A medical relief tent at the site has been working overtime, providing first-aid to those suffering heat-related illnesses.

Hundreds of patients were being treated for various ailments on a daily basis, out of which the vast majority are suffering from heat-related problems, including nausea, dehydration and heat strokes, said Dr. Swaran Singh Kansal as he attended to patients.

Most were treated on the spot but those more seriously ill were sent to nearby hospitals for proper care, he said.

Farmers’ demands

The farmer groups are seeking guarantees, backed by law, of more state support or a minimum purchase price for crops.

Prime Minister Narendra Modi’s government, following a similar year-long protest, repealed some farm reform laws in 2021 and committed to setting up a panel to find ways to ensure support prices for all produce. Farmers accuse the government of going slow on that commitment.

Voting in India’s national elections began on April 19 and will conclude on June 1, with results due on June 4.

With polls in Punjab due on Saturday (June 1) during the last and seventh phase of the staggered elections, farmers said they are not keen on voting this time and that Modi Bharatiya Janata Party (BJP) will not find much support in the state.

Many said they had been let down by all political parties who had promised much but delivered next to nothing.

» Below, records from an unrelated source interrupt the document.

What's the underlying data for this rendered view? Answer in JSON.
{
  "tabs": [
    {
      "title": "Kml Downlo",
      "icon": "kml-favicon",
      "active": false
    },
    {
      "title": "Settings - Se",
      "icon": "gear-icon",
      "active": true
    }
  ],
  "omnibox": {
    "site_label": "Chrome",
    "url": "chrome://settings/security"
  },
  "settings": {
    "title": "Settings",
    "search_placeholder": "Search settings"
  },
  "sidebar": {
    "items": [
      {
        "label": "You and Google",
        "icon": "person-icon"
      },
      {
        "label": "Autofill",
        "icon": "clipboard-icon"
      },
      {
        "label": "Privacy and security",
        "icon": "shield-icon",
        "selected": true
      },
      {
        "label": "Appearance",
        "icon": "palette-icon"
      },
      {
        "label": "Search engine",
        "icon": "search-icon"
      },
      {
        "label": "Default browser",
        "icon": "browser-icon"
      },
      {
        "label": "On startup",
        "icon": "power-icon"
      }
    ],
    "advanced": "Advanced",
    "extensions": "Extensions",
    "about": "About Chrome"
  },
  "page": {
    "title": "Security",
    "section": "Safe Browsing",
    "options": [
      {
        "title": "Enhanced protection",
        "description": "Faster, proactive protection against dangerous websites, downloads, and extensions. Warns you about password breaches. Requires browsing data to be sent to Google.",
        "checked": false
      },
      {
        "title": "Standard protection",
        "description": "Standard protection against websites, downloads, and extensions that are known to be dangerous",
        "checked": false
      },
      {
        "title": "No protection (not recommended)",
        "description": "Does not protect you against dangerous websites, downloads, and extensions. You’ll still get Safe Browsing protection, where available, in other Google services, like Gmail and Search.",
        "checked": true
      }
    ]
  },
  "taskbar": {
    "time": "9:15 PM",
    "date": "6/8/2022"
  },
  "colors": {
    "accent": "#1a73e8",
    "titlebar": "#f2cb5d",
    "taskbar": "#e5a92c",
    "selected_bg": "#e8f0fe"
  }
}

At the last meeting with leaders of farmers’ unions, the government proposed minimum support prices to farmers who diversify their crops to grow cotton, pigeon peas, black mate, red lentils, and corn, but the leaders rejected this offer, demanding that other grains also be covered.

BJP and his government have not commented much on the farmers’ protests but have, in the past, said they are committed to the welfare and prosperity of farmers and are ready to discuss all issues.